The overall secrecy of this trade agreement has already raised alarm bells for human rights and other activist organizations. A joint letter was published demanding more transparency for the trade agreement:
We, the undersigned civil society organisations from Japan and Europe, hereby express our deep concern about the EU-Japan Deep and Comprehensive Free Trade Agreement (JEFTA).
In the EU and Japan, the lack of public scrutiny and accountability of trade deals is fuelling public distrust.
Yet since March 2013, the European Union and the Japanese government have been negotiating a deep and comprehensive trade agreement which would cover a third of the world’s GDP. The 18th round of negotiations took place in Tokyo in December 2016, and whilst the negotiations might come to a close soon, on the EU side, the mandate given to the negotiators is still not public, and on the Japanese side, secrecy is total.
Little is known, despite the many legitimate concerns raised by civil society organisations and trade unions.
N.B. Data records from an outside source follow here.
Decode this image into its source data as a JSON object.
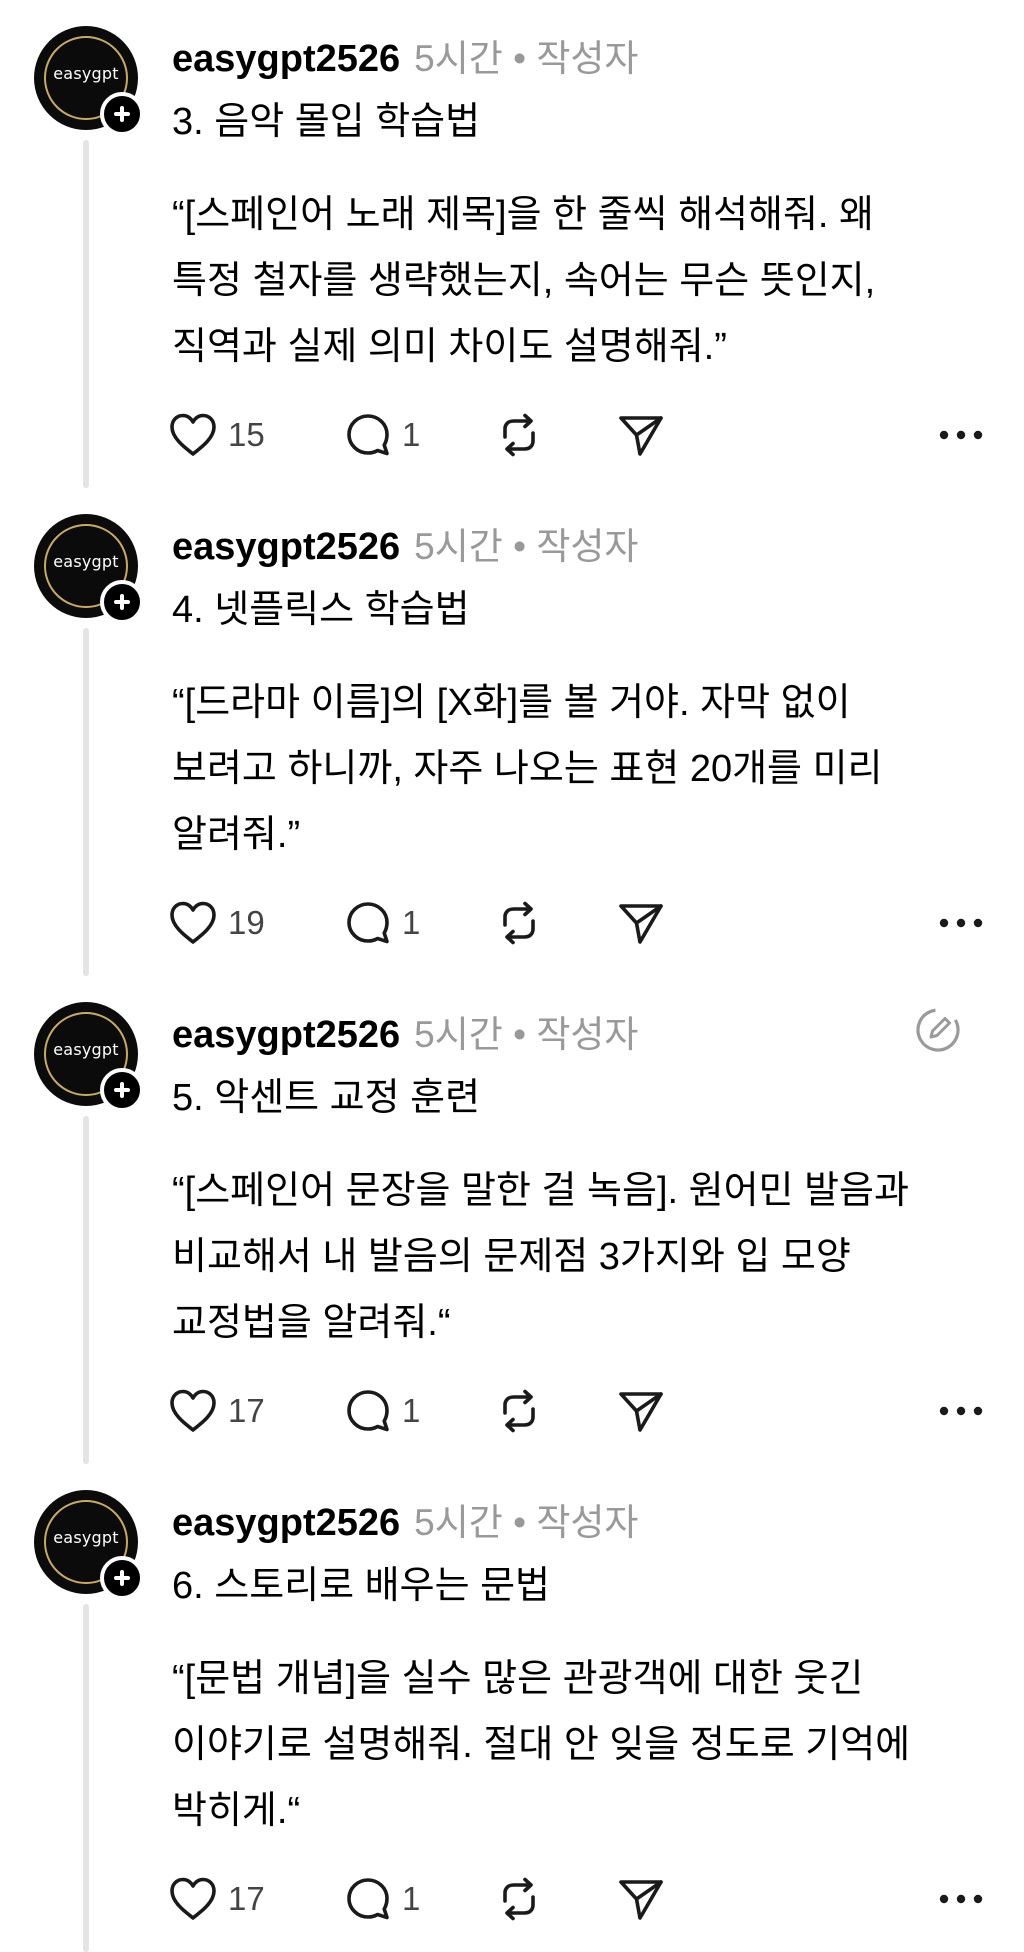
{
  "posts": [
    {
      "username": "easygpt2526",
      "meta": "5시간 • 작성자",
      "avatar_text": "easygpt",
      "title": "3. 음악 몰입 학습법",
      "body_lines": [
        "“[스페인어 노래 제목]을 한 줄씩 해석해줘. 왜",
        "특정 철자를 생략했는지, 속어는 무슨 뜻인지,",
        "직역과 실제 의미 차이도 설명해줘.”"
      ],
      "likes": "15",
      "replies": "1",
      "edited_icon": false
    },
    {
      "username": "easygpt2526",
      "meta": "5시간 • 작성자",
      "avatar_text": "easygpt",
      "title": "4. 넷플릭스 학습법",
      "body_lines": [
        "“[드라마 이름]의 [X화]를 볼 거야. 자막 없이",
        "보려고 하니까, 자주 나오는 표현 20개를 미리",
        "알려줘.”"
      ],
      "likes": "19",
      "replies": "1",
      "edited_icon": false
    },
    {
      "username": "easygpt2526",
      "meta": "5시간 • 작성자",
      "avatar_text": "easygpt",
      "title": "5. 악센트 교정 훈련",
      "body_lines": [
        "“[스페인어 문장을 말한 걸 녹음]. 원어민 발음과",
        "비교해서 내 발음의 문제점 3가지와 입 모양",
        "교정법을 알려줘.“"
      ],
      "likes": "17",
      "replies": "1",
      "edited_icon": true
    },
    {
      "username": "easygpt2526",
      "meta": "5시간 • 작성자",
      "avatar_text": "easygpt",
      "title": "6. 스토리로 배우는 문법",
      "body_lines": [
        "“[문법 개념]을 실수 많은 관광객에 대한 웃긴",
        "이야기로 설명해줘. 절대 안 잊을 정도로 기억에",
        "박히게.“"
      ],
      "likes": "17",
      "replies": "1",
      "edited_icon": false
    }
  ],
  "icons": {
    "like": "heart-icon",
    "reply": "comment-bubble-icon",
    "repost": "repost-icon",
    "share": "send-icon",
    "more": "more-dots-icon",
    "follow": "plus-icon",
    "edited": "edit-pencil-icon"
  },
  "colors": {
    "avatar_bg": "#0b0b0b",
    "avatar_ring": "#c9a968",
    "meta_text": "#999999",
    "thread_line": "#e4e4e4"
  }
}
Based on the very shallow information included in the EU summary of the negotiations, the deal could lead to the privatisation of public services; grant foreign investors special privileges to sue states in a parallel justice system; hurt small-scale farmers; negatively impact fundamental rights, such as the right to privacy and data protection; limit the EU’s and Japan’s ability to roll back excessive intellectual property rights; and put additional burdens on regulators, strengthening the role of corporate lobbyists in the policy-making process.
Neither most parliamentarians in EU member states and in Japan, nor European and Japanese civil society organisations and trade unions know the content of the discussions. Nor have they seen draft chapters or been consulted. We condemn this opacity.
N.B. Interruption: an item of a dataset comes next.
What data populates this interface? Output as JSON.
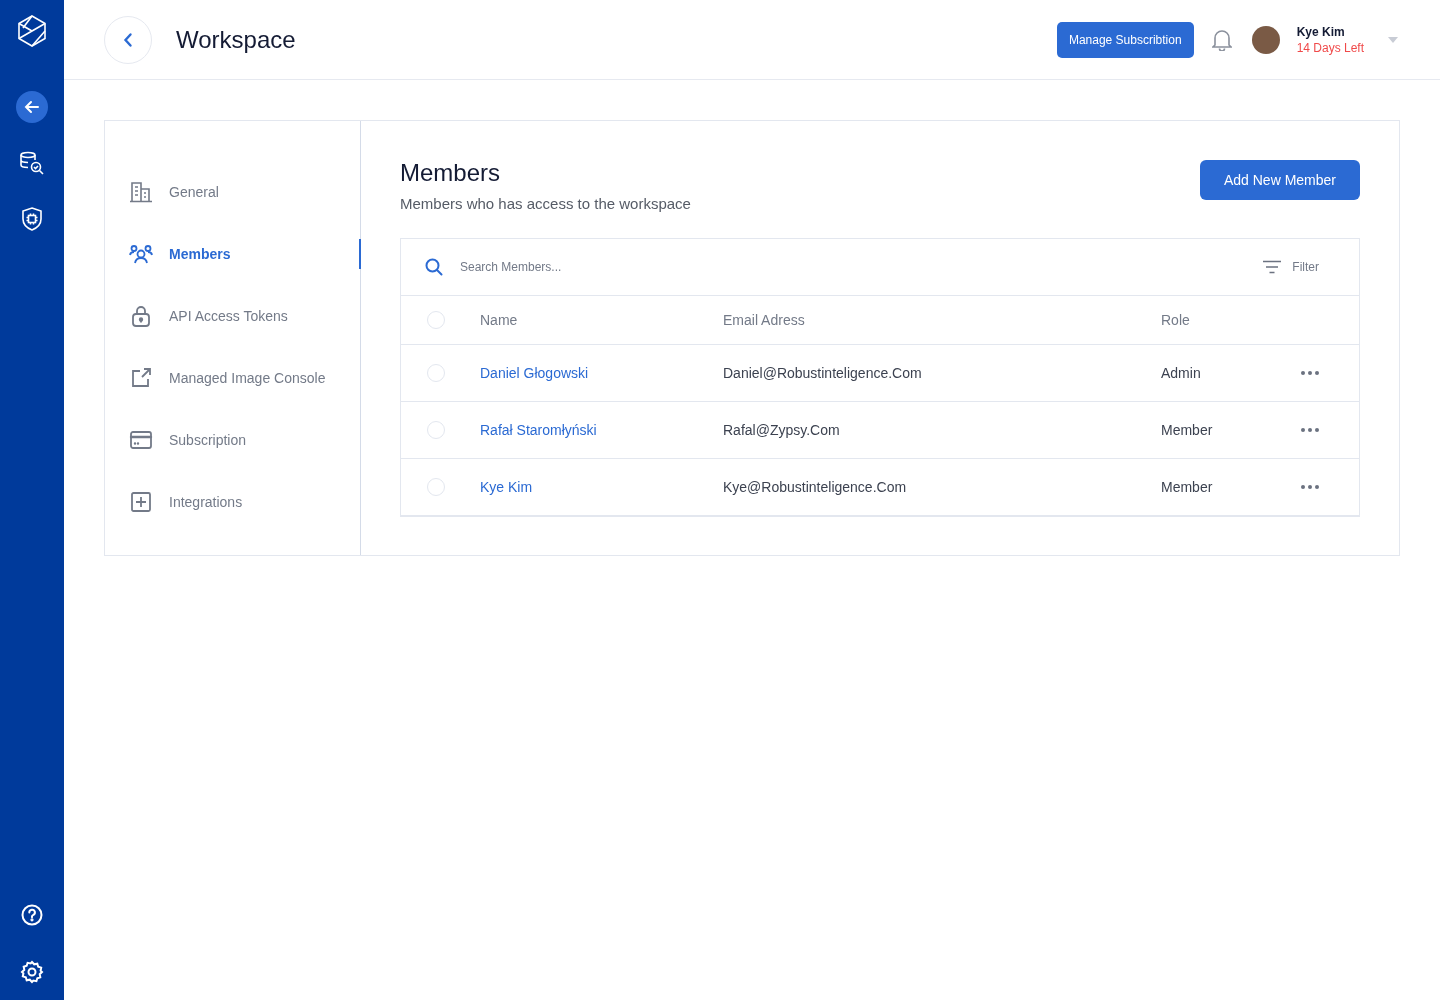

It’s hard to say if negotiators are willing to budge on negotiating laws in secret like this. In the past, negotiators were extremely reluctant to really give any details of the text of various trade agreements. This led to a reliance on leaked chapters and distrust on the whole negotiating process. As we are seeing with CETA, laws are negotiated in secret, packaged together, then require wholehearted acceptance with as little public scrutiny as possible.
The pitfall here is that we know substantially less about JEFTA as of right now. So the concern right now for many will be, “why the secrecy?” and “what is in the agreement that requires such secrecy in the first place?” For now, it appears we’ll b playing the guessing game once again with this secret trade agreement.